5. Thermage - for a device costing nearly $100,000 plus expensive disposable parts, most doctors and patients expect results that don't require 75x magnification with Photoshop to demonstrate. I feel sorry for people who get up at meetings and show pictures of their results with Thermage only to have the audience of their peers squint at the picture trying to imagine something has happened.

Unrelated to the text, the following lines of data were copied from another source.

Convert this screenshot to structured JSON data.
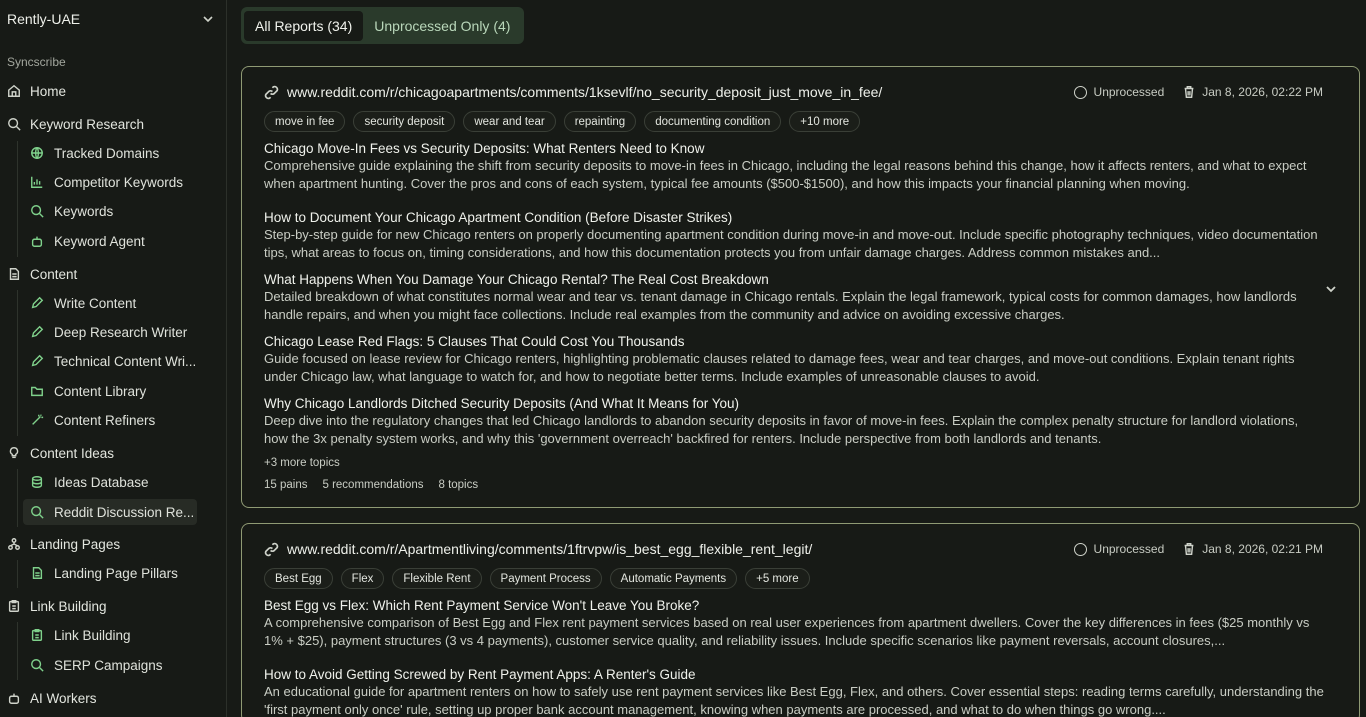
{
  "sidebar": {
    "workspace": "Rently-UAE",
    "section": "Syncscribe",
    "home": "Home",
    "keyword_research": {
      "label": "Keyword Research",
      "items": [
        "Tracked Domains",
        "Competitor Keywords",
        "Keywords",
        "Keyword Agent"
      ]
    },
    "content": {
      "label": "Content",
      "items": [
        "Write Content",
        "Deep Research Writer",
        "Technical Content Wri...",
        "Content Library",
        "Content Refiners"
      ]
    },
    "content_ideas": {
      "label": "Content Ideas",
      "items": [
        "Ideas Database",
        "Reddit Discussion Re..."
      ]
    },
    "landing_pages": {
      "label": "Landing Pages",
      "items": [
        "Landing Page Pillars"
      ]
    },
    "link_building": {
      "label": "Link Building",
      "items": [
        "Link Building",
        "SERP Campaigns"
      ]
    },
    "ai_workers": "AI Workers"
  },
  "tabs": {
    "all": "All Reports (34)",
    "unprocessed": "Unprocessed Only (4)"
  },
  "reports": [
    {
      "url": "www.reddit.com/r/chicagoapartments/comments/1ksevlf/no_security_deposit_just_move_in_fee/",
      "status": "Unprocessed",
      "date": "Jan 8, 2026, 02:22 PM",
      "tags": [
        "move in fee",
        "security deposit",
        "wear and tear",
        "repainting",
        "documenting condition",
        "+10 more"
      ],
      "topics": [
        {
          "title": "Chicago Move-In Fees vs Security Deposits: What Renters Need to Know",
          "desc": "Comprehensive guide explaining the shift from security deposits to move-in fees in Chicago, including the legal reasons behind this change, how it affects renters, and what to expect when apartment hunting. Cover the pros and cons of each system, typical fee amounts ($500-$1500), and how this impacts your financial planning when moving."
        },
        {
          "title": "How to Document Your Chicago Apartment Condition (Before Disaster Strikes)",
          "desc": "Step-by-step guide for new Chicago renters on properly documenting apartment condition during move-in and move-out. Include specific photography techniques, video documentation tips, what areas to focus on, timing considerations, and how this documentation protects you from unfair damage charges. Address common mistakes and..."
        },
        {
          "title": "What Happens When You Damage Your Chicago Rental? The Real Cost Breakdown",
          "desc": "Detailed breakdown of what constitutes normal wear and tear vs. tenant damage in Chicago rentals. Explain the legal framework, typical costs for common damages, how landlords handle repairs, and when you might face collections. Include real examples from the community and advice on avoiding excessive charges."
        },
        {
          "title": "Chicago Lease Red Flags: 5 Clauses That Could Cost You Thousands",
          "desc": "Guide focused on lease review for Chicago renters, highlighting problematic clauses related to damage fees, wear and tear charges, and move-out conditions. Explain tenant rights under Chicago law, what language to watch for, and how to negotiate better terms. Include examples of unreasonable clauses to avoid."
        },
        {
          "title": "Why Chicago Landlords Ditched Security Deposits (And What It Means for You)",
          "desc": "Deep dive into the regulatory changes that led Chicago landlords to abandon security deposits in favor of move-in fees. Explain the complex penalty structure for landlord violations, how the 3x penalty system works, and why this 'government overreach' backfired for renters. Include perspective from both landlords and tenants."
        }
      ],
      "more_topics": "+3 more topics",
      "stats": [
        "15 pains",
        "5 recommendations",
        "8 topics"
      ]
    },
    {
      "url": "www.reddit.com/r/Apartmentliving/comments/1ftrvpw/is_best_egg_flexible_rent_legit/",
      "status": "Unprocessed",
      "date": "Jan 8, 2026, 02:21 PM",
      "tags": [
        "Best Egg",
        "Flex",
        "Flexible Rent",
        "Payment Process",
        "Automatic Payments",
        "+5 more"
      ],
      "topics": [
        {
          "title": "Best Egg vs Flex: Which Rent Payment Service Won't Leave You Broke?",
          "desc": "A comprehensive comparison of Best Egg and Flex rent payment services based on real user experiences from apartment dwellers. Cover the key differences in fees ($25 monthly vs 1% + $25), payment structures (3 vs 4 payments), customer service quality, and reliability issues. Include specific scenarios like payment reversals, account closures,..."
        },
        {
          "title": "How to Avoid Getting Screwed by Rent Payment Apps: A Renter's Guide",
          "desc": "An educational guide for apartment renters on how to safely use rent payment services like Best Egg, Flex, and others. Cover essential steps: reading terms carefully, understanding the 'first payment only once' rule, setting up proper bank account management, knowing when payments are processed, and what to do when things go wrong...."
        }
      ]
    }
  ]
}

In addition, it is notoriously painful during treatments and can have a tendency to cause facial fat to atrophy (as written up by blogging amigo Dr. Tony Youn). This (or thread lifts) has to be the most maligned and polarizing device I've ever heard of at Plastic Surgery meetings, leading the President of the Aesthetic Surgery Society (at the time) to mentioned at one of our meetings that he'd been trying to figure out ways to throw the device out his office window onto I-20 in Atlanta it was causing he, his partners, and his patients so much grief. Newer device settings have been proposed by the complany and some doctors who favor this device, which they claim will improve things. I'll believe it when I see it.

6. Trans-umbilical breast augmentation (TUBA) - most Plastic Surgeons think this is a flawed approach to begin with. The move towards silicone implants (which can't be placed this way without damaging them) will make this technique fade from knowledge in short order as no one learns it.


Dr. Tony Youn said...

Great write-up Rob. I would have to agree with you on most of the issues you have brought up (Botox, injectables, use of peels instead of expensive lasers, etc.) but I would disagree on a couple things. I do believe that endoscopic surgery is going to continue to play a large role in our field, mainly with browlifts. No one wants the large coronal scar anymore. The "hybrid" lift is a thought however. Also, I've been using a VASER UAL for years now, with (no exaggeration and knock on wood) NO complications in hundreds of cases. I have not seen a single seroma in all of these cases. Finally, I do think the saline implants will continue to be used for that section of patients who demand smaller, more hidden (transaxillary) scars.
I can't agree with you more on the resurfacing lasers, Thermage, wound VAC, thread lifts, and tumescent lipo. Had the two of us invented the VAC (so simple, yet so effective) we'd be retired now and living on an island somewhere!

Dr. Rob Oliver said...


Aside from the issue of whether you think you get good & lasting results with endo-brows, I think as a practical matter with endoscopy, as more surgery is done in the office, fewer surgeons will invest $20K plus for endoscopic equipment that would be used infrequently in most practices. David Knize and others have shown work-arounds for minimal access brows without endoscopes which mimic the anatomic principles (subperiosteal release). I really think the "ancient" hairline incision is going to resurface in a big way with brow lifts because it works, there's no hardware, and it can be done under local in the office.

VASER's a neat idea, but I think it's something that will never take off until the price drops signifigantly for the generator. Is it really $70,000 USD better then a SAL pump/aspirator? I think the limited market penetration has answered that question. There's a lot more interest in power-assisted units (PAL) at 15% of the cost of owning a VASER.

As to saline implants, I think they'll be a rare bird in ten years here like they are world-wide. Scar issues haven't detered women elsewhere so I don't believe it will here. BTW an underappreciated issue with the salines is the greater weight per volume (as compared to silicone)over time, particularly it's effect on thinning out the lower-pole tissue.